For eight years, Debbie has told doctors, lawyers, government officials, school personnel, journalists and environmental activists the story of how she and the boys developed their chemical sensitivity.
She claims the illnesses began after the McQueens moved to a west Valley house bordering farmland that was regularly crop-dusted. In the summer of 1987, a helicopter "bulk-released" an unknown pesticide right behind Debbie's house, exposing Debbie and her sons to a "noxious cloud" of pesticide that Debbie now says smelled like chlorine. (At the time, she said it smelled like horse urine.)
A 1987 state investigation was unable to prove any such "bulk releasing."
In fact, state investigators could not determine whether the helicopter was even in the area on the day Debbie says she and her children were poisoned.
As a result of the pesticide exposure, Debbie claims, the family developed chronic illnesses.
The McQueens moved out of the neighborhood, but things haven't been the same since.
Both Debbie and her husband, Doug, say the spraying not only took a toll on the children's health, but on their relationship. They've been married 16 years, live in the same house, love being with the kids. But both acknowledge being emotionally distant from each other. "For the last eight years, we've led totally separate lives," says Debbie. Sometimes, she calls Doug her "so-called husband."
"War is hell," says Doug of Debbie's battles with officials over the boys' health problems. And this is war.
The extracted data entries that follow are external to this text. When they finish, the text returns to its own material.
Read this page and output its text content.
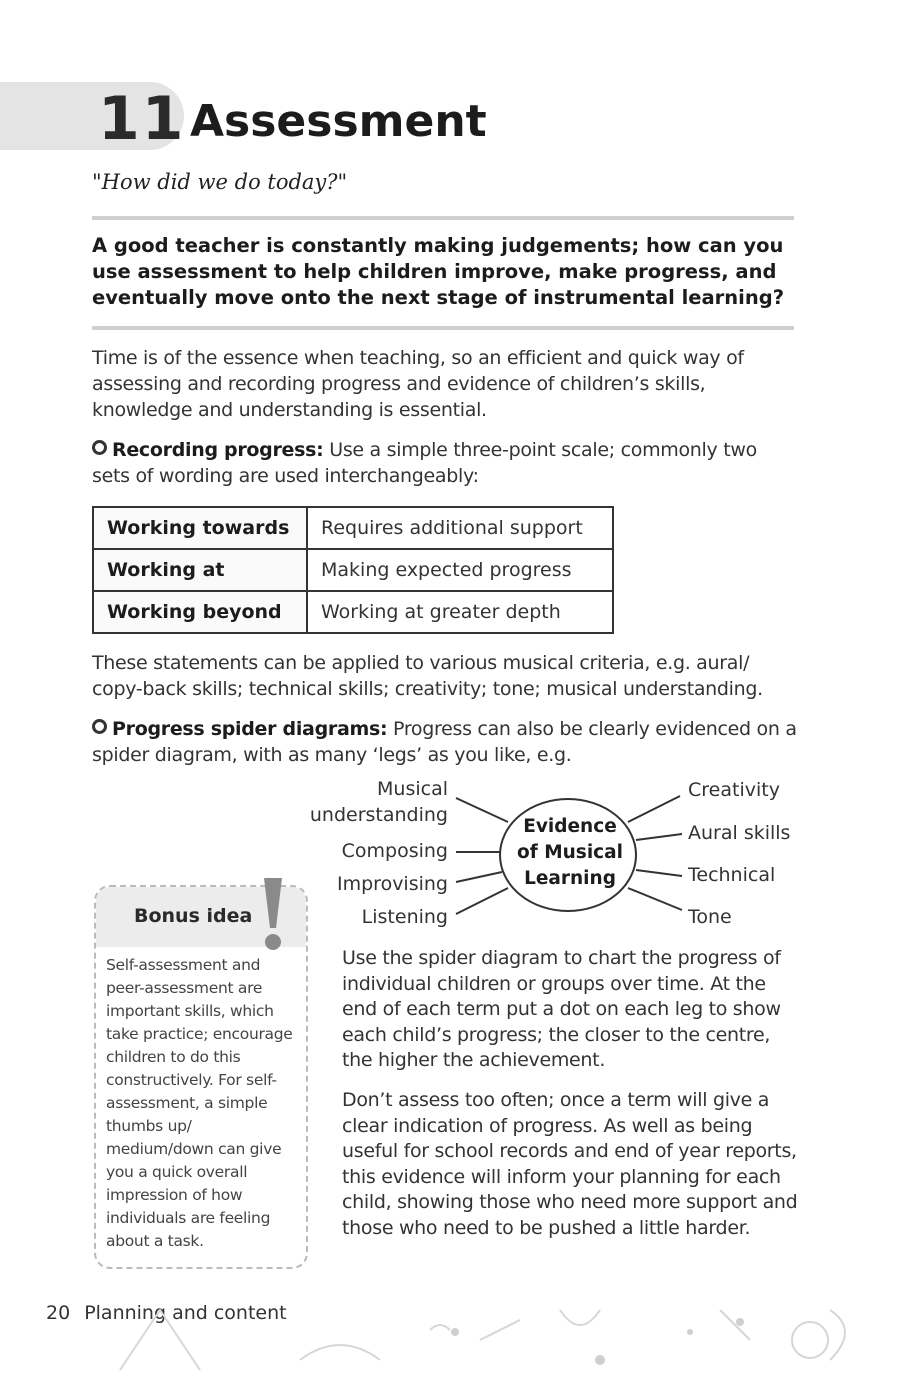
11 Assessment
"How did we do today?"
A good teacher is constantly making judgements; how can you use assessment to help children improve, make progress, and eventually move onto the next stage of instrumental learning?
Time is of the essence when teaching, so an efficient and quick way of assessing and recording progress and evidence of children’s skills, knowledge and understanding is essential.
Recording progress: Use a simple three-point scale; commonly two sets of wording are used interchangeably:
Working towards	Requires additional support
Working at	Making expected progress
Working beyond	Working at greater depth
These statements can be applied to various musical criteria, e.g. aural/ copy-back skills; technical skills; creativity; tone; musical understanding.
Progress spider diagrams: Progress can also be clearly evidenced on a spider diagram, with as many ‘legs’ as you like, e.g.
Evidence
of Musical
Learning
Musical
understanding
Composing
Improvising
Listening
Creativity
Aural skills
Technical
Tone
Bonus idea
Self-assessment and peer-assessment are important skills, which take practice; encourage children to do this constructively. For self-assessment, a simple thumbs up/ medium/down can give you a quick overall impression of how individuals are feeling about a task.
Use the spider diagram to chart the progress of individual children or groups over time. At the end of each term put a dot on each leg to show each child’s progress; the closer to the centre, the higher the achievement.
Don’t assess too often; once a term will give a clear indication of progress. As well as being useful for school records and end of year reports, this evidence will inform your planning for each child, showing those who need more support and those who need to be pushed a little harder.
20 Planning and content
Doug, a 37-year-old salesman for an electrical supply company, says his role in the war is to earn money (he won't say how much) so Debbie can continue with her important environmental work.
He's rarely around when reporters interview Debbie, and doesn't like to be photographed with the family for newspaper articles. Might hurt business, he says.
Debbie is a wonderful woman, Doug says, and he's very sorry he can't devote more time to helping with her activism. But to tell the truth, he can't always keep up with it, or understand clearly what it is she's doing. Just like she doesn't always understand what he does at work.